As of now, there are eight Democrats and five Republicans on the commission, and the redrawn map of commission districts (overseen essentially by the body’s Democratic majority, though with an eye on the county’s ever-changing demographics) makes it probable that this fall’s elections will render that ratio nine to four.
On Monday, there were two issues on the commission’s agenda that were guaranteed to create vote totals split down the party line. The first was the matter of a proposed CEP (Community Enhancement Program) grant of $25,000 to CHOICES Memphis Center for Reproductive Health — dubbed “a charitable organization” in the text of the enabling resolution, though that description stuck in the craw of a long list of people who came to the dock of the commission to decry it as a giveaway of taxpayer funds to “abortionists.” CHOICES does perform abortions, among other services, though the money was destined for the creation of a playground for the children of the center’s visitors.
An impressive number of proponents also came to the dock to make their support on behalf of the outlay, which came from discretionary funds allotted to each member of the commission. The sponsors of the resolution (and its principal endowers) were Democratic Commissioners Tami Sawyer and Mickell Lowery.
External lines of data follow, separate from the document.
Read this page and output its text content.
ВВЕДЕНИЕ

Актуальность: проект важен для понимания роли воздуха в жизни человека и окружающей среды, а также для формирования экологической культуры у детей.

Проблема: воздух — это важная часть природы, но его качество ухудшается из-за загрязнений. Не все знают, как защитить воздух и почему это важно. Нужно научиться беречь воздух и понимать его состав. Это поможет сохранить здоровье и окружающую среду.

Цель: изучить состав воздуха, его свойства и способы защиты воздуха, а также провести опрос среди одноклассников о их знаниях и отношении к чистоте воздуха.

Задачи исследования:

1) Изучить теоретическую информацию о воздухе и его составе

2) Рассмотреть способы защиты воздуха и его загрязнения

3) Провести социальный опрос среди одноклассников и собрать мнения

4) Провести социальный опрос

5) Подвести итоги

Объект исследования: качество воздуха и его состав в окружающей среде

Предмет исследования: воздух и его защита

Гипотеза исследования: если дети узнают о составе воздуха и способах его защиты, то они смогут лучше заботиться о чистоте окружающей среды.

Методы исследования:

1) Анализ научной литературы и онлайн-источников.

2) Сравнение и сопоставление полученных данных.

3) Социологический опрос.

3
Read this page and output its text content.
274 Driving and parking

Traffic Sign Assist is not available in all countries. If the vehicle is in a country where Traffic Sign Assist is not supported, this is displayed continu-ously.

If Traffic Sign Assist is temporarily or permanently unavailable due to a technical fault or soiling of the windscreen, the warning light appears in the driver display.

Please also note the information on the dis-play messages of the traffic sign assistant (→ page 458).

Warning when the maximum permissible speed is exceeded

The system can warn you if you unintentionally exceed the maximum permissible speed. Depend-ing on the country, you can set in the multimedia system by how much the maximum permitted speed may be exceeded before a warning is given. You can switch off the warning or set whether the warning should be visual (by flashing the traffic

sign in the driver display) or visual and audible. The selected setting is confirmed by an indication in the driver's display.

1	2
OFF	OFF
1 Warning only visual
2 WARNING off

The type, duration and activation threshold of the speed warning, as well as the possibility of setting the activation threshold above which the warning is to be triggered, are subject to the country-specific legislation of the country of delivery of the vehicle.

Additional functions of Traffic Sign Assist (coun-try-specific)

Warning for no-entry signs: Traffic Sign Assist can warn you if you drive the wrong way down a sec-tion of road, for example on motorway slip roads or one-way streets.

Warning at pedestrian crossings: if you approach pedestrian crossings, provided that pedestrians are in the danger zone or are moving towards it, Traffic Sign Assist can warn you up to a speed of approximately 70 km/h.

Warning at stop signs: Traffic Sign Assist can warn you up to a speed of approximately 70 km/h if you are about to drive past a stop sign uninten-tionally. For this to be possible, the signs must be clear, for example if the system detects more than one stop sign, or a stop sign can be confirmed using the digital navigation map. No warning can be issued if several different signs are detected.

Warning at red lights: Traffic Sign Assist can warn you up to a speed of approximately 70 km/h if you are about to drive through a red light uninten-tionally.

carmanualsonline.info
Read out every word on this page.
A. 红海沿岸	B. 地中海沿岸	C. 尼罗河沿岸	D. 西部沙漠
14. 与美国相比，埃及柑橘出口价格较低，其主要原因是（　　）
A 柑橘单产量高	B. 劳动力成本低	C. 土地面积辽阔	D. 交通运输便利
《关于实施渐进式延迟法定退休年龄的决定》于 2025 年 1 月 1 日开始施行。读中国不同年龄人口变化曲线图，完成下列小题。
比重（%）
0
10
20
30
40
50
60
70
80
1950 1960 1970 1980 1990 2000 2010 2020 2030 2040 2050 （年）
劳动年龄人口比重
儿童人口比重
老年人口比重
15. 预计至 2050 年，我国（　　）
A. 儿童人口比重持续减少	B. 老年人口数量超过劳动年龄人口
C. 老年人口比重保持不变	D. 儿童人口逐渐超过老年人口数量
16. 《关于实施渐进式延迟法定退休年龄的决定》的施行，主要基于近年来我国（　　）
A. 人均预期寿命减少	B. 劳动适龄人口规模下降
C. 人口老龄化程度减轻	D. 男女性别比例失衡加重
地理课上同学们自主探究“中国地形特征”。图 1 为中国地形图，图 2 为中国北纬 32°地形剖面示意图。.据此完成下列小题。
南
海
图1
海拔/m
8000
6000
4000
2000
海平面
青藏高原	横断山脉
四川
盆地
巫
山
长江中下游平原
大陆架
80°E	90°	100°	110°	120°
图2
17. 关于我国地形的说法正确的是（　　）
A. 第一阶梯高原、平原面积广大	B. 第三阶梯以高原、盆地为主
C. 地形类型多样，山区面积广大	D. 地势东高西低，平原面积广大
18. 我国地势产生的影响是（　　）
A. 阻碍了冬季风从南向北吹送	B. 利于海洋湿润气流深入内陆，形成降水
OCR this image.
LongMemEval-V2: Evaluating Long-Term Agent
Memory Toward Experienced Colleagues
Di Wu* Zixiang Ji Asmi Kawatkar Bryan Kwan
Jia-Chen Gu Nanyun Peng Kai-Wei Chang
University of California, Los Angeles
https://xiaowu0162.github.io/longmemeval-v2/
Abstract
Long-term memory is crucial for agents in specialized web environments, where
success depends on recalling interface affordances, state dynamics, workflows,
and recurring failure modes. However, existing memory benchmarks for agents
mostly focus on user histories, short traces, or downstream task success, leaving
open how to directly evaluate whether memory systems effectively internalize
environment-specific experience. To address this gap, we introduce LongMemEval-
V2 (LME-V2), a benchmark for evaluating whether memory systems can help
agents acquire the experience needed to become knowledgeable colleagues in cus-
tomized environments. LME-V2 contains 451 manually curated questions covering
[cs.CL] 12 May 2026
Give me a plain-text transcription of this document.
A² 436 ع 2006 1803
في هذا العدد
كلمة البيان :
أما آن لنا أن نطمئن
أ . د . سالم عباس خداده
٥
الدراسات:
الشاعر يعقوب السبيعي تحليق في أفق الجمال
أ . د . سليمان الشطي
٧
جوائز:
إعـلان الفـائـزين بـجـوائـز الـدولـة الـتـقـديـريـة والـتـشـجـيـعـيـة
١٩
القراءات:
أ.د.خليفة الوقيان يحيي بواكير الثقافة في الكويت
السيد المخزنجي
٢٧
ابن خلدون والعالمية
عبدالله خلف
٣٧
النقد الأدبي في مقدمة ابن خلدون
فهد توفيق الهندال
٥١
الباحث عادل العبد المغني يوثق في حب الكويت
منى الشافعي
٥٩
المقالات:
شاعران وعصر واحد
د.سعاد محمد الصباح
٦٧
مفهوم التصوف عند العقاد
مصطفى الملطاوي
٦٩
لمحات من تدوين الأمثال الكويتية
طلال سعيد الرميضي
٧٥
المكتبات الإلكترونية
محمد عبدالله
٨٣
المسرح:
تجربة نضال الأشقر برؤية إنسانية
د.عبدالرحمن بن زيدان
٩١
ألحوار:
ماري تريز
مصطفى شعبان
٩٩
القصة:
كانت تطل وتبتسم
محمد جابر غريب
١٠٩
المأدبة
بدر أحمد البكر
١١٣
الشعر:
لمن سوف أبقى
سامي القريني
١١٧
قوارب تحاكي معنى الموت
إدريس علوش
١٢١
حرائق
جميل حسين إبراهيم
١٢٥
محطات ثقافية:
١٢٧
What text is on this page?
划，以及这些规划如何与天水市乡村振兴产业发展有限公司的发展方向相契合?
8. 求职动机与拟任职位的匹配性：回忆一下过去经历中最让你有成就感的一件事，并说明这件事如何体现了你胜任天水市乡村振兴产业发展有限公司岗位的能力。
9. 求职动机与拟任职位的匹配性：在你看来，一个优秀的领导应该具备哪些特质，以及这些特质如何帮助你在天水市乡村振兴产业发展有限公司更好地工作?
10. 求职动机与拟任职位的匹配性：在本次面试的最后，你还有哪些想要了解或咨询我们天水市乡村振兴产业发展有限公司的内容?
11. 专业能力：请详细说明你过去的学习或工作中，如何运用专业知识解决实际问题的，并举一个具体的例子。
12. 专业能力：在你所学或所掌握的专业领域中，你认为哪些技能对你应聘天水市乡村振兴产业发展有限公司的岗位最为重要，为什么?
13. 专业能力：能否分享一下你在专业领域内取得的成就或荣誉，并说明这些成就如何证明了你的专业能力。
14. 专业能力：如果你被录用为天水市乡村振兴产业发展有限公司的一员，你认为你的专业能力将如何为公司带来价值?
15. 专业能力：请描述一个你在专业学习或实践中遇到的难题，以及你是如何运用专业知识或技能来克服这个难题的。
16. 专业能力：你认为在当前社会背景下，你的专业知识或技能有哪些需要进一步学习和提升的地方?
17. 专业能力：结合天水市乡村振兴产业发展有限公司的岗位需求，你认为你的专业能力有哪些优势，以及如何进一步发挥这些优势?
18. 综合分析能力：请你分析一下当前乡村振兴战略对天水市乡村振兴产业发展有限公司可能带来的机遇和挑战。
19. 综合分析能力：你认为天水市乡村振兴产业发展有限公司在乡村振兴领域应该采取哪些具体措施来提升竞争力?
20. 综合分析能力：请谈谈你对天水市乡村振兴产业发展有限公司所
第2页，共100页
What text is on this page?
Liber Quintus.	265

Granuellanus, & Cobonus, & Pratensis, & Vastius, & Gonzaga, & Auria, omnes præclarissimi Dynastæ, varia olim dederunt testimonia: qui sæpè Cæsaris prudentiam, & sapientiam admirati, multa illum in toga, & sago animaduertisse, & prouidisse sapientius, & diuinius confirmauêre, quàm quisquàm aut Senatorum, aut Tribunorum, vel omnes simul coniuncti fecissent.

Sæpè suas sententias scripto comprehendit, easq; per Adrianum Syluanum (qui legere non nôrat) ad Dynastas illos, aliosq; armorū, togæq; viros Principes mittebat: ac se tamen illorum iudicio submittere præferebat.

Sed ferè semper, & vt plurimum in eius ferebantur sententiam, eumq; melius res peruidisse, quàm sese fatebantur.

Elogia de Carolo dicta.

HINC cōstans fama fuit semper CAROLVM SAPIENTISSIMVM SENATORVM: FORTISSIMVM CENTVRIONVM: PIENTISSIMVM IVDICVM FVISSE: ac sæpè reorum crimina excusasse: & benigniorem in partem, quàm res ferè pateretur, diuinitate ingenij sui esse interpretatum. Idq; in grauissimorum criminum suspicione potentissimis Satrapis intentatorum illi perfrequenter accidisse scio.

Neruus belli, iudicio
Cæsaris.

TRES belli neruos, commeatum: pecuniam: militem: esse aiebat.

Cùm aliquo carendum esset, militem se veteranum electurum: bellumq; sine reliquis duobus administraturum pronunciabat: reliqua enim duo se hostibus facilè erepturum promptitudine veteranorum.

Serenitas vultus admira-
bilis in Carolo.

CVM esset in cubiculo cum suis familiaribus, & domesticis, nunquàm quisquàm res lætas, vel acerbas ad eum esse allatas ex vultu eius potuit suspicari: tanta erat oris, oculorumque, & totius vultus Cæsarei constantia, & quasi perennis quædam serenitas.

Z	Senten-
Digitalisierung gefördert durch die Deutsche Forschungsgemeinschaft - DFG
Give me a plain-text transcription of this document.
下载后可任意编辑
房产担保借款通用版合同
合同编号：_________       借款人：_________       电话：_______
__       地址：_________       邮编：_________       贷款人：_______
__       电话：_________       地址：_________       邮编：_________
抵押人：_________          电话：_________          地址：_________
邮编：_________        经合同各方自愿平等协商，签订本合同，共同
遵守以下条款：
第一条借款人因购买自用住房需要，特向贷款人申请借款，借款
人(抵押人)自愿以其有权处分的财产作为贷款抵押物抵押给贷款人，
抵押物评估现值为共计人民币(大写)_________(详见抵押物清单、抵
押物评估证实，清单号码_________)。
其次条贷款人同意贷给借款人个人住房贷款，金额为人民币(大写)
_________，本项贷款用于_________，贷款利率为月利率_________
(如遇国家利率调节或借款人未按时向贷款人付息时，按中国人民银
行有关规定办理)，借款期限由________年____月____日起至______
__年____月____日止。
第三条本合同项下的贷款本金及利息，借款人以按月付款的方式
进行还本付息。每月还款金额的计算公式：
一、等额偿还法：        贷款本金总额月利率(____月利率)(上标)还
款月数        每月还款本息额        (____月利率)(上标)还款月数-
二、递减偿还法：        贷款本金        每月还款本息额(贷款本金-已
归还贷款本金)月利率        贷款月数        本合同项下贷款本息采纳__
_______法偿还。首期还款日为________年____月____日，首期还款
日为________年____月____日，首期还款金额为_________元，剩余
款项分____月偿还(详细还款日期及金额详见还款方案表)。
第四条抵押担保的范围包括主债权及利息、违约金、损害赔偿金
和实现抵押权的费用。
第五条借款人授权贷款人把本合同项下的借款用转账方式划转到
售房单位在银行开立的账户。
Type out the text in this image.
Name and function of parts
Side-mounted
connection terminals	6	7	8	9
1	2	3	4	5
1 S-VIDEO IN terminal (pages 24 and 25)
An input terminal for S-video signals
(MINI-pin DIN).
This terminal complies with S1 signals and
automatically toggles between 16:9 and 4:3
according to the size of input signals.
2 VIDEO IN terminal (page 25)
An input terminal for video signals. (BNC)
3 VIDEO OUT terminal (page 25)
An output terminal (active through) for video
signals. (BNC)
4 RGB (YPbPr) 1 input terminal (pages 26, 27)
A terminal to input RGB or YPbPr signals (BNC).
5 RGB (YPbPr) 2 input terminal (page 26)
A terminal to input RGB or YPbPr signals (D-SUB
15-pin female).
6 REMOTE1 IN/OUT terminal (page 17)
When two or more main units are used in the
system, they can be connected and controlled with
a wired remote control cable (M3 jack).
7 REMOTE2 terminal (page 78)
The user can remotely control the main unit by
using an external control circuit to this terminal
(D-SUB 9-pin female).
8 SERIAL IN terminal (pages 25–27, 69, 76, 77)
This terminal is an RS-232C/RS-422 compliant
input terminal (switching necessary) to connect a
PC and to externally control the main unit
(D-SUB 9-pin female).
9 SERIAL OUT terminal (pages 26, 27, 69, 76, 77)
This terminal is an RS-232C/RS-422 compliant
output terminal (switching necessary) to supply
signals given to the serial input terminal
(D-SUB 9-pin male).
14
The process of citizen comment was an extended one in its own right, but not quite as lengthy as was commission debate beforehand as to whether the public discussion should be allotted into pro and con segments or allowed to proceed in random order. Ultimately the latter solution prevailed.
When it came time for the commissioners to vote, the eight to five spread, with Democrats prevailing on the pro side, conformed explicitly to Commissioner Van Turner’s advance advice to expedite the vote, “since we all know how we’re going to vote. This is politics.” Indeed it was. A basic fact of contemporary politics is that the Democratic Party coalition tilts “pro-choice,” while the Republican Party aligns itself with professed “pro-life” sentiment.
The day’s second party-line vote occurred on the matter of whether the commission should formally endorse, as part of its legislative agenda, a request for a renewed review by the U.S. Justice Department (following the first one of a decade ago) of possible continued racially based shortcomings at Juvenile Court. The vote here was five Democrats for, four Republicans against, and one abstention (the GOP’s Mick Wright, who recused because the firm he works for does business with the court).
In the case of both votes, there was little heated argument as such. With the outcomes known in advance, both sides basically just made their usual case.